We take the security of Loremaester seriously. Thank you for helping keep it and its users safe.

Please report vulnerabilities openly as an issue.

Please include:

• A short description of the issue.
• Steps to reproduce.
• Affected file(s) / component and version (commit SHA if possible).
• A suggested fix, if you have one.

This is a small, maintainer-driven project, but I'll do my best to keep up with any input.

In scope — code maintained in this repository:

• The MCP servers under mcp-servers/ (r2r-wrapper, sourcebooks, vault-graph).
• The CLI tools under scripts/ (ingestion, OCR, graph builder, verification).
• The skills under skills/ (and the demo copy under examples/ttrpg/skills/).
• The deployment and sandbox configuration under docker/ and .devcontainer/.

Out of scope:

• Your own vault content and the documents you ingest.
• Third-party components we orchestrate but do not vendor — R2R, Ollama and its models, the Docker images (Postgres/pgvector, MinIO, Hatchet, RabbitMQ, Unstructured.io), and Obsidian. Report those to their respective projects (see THIRD_PARTY_NOTICES.md).
• Issues that require pre-existing privileged access to the host machine.

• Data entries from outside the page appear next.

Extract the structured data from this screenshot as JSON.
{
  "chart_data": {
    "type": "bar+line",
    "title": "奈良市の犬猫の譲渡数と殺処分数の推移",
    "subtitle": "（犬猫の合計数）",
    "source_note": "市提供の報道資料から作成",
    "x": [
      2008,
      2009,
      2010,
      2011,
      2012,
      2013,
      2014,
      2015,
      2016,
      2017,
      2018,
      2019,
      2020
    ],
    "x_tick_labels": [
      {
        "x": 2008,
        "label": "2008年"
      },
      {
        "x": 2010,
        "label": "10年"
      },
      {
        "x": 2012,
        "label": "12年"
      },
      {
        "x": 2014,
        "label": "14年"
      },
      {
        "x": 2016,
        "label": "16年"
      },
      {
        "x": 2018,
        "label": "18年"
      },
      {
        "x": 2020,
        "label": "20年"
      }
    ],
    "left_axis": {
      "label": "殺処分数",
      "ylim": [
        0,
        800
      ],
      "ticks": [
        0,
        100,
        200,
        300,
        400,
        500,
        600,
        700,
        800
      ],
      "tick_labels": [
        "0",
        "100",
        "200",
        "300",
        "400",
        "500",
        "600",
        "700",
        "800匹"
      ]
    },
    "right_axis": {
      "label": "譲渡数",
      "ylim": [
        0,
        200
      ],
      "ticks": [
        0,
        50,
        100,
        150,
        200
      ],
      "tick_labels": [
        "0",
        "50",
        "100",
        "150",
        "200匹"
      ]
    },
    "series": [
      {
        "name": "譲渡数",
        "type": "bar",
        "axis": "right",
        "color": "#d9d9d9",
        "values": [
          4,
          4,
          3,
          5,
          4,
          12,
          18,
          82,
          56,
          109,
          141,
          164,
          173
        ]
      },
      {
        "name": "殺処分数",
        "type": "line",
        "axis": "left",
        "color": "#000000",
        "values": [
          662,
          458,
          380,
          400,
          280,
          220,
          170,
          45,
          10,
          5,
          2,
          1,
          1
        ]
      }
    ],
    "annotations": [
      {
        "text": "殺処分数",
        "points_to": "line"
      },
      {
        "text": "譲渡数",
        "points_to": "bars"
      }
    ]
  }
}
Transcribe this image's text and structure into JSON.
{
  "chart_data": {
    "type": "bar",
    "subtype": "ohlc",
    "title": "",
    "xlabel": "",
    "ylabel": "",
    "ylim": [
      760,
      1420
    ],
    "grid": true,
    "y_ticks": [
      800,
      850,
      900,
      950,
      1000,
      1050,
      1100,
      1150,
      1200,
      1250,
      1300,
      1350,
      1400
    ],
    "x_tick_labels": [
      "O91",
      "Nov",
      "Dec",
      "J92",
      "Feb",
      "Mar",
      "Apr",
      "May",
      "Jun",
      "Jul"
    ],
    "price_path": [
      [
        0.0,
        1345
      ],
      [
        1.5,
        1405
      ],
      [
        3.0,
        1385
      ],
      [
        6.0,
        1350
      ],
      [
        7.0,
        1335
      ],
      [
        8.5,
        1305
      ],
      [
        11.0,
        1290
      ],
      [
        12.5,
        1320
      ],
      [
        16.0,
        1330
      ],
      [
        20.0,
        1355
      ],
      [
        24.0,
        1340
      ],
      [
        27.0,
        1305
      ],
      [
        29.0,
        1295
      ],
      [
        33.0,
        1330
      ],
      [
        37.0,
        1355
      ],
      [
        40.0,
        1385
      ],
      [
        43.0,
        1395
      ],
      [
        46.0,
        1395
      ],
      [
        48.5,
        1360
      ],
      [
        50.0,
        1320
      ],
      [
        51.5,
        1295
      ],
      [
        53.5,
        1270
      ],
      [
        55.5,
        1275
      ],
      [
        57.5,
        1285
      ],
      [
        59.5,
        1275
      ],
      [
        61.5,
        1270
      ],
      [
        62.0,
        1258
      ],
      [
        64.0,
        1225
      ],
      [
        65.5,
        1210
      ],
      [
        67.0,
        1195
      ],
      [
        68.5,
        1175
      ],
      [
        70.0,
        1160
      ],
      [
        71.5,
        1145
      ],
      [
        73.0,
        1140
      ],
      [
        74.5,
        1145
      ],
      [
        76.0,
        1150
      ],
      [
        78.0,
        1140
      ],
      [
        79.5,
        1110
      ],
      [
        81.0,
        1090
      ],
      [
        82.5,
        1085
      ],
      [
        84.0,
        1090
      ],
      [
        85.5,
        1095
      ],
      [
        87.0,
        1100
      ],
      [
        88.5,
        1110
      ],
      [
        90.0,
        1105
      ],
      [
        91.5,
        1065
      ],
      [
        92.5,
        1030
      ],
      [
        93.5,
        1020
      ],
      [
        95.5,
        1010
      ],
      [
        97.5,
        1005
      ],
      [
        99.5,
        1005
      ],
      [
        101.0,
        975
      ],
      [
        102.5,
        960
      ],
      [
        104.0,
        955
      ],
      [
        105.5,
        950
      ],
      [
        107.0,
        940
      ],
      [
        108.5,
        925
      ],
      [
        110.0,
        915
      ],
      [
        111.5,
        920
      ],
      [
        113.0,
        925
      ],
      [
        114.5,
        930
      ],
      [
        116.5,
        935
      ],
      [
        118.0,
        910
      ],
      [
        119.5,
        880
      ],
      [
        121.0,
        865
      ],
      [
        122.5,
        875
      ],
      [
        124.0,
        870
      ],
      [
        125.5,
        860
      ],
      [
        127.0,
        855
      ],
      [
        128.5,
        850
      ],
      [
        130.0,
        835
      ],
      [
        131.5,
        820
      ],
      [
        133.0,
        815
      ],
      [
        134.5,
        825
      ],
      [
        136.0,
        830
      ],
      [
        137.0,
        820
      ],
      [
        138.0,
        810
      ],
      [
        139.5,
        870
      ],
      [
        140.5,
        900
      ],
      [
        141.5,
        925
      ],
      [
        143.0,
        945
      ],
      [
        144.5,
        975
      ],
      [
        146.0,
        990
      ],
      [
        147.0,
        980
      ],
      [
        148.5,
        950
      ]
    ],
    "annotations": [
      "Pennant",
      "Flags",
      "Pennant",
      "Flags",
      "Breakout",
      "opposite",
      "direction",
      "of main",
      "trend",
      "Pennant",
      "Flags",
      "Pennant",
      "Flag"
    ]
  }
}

This project assumes a single-user, single-tenant deployment: R2R + Ollama run on your host, and Claude Code runs in a sandboxed devcontainer that reaches them over host.docker.internal. The devcontainer is the security boundary. Its threat model (a compromised agent context via prompt injection or a poisoned dependency), the host-R2R-not-Docker-in-Docker decision, the egress firewall, and the locked-down posture are documented in .devcontainer/SecurityReview.md. Multi-tenant or shared-host deployments might need explicit additional hardening, and are out-of-scope for now.

Supply chain. All container images, the host compose stacks and the devcontainer base, are pinned by sha256 digest (not floating tags), so builds are reproducible and an upstream tag can't be silently repointed. Automated digest/version updates via Dependabot are staged for v0.2 (a ready-to-use config sits at specs/v0.2/dependabot.yml, kept out of .github/ so GitHub does not validate it yet); for v0.1, re-pin manually when bumping versions.

Reporters who act in good faith under this policy will not face legal action, and will be credited in the release notes for the fix unless they ask otherwise.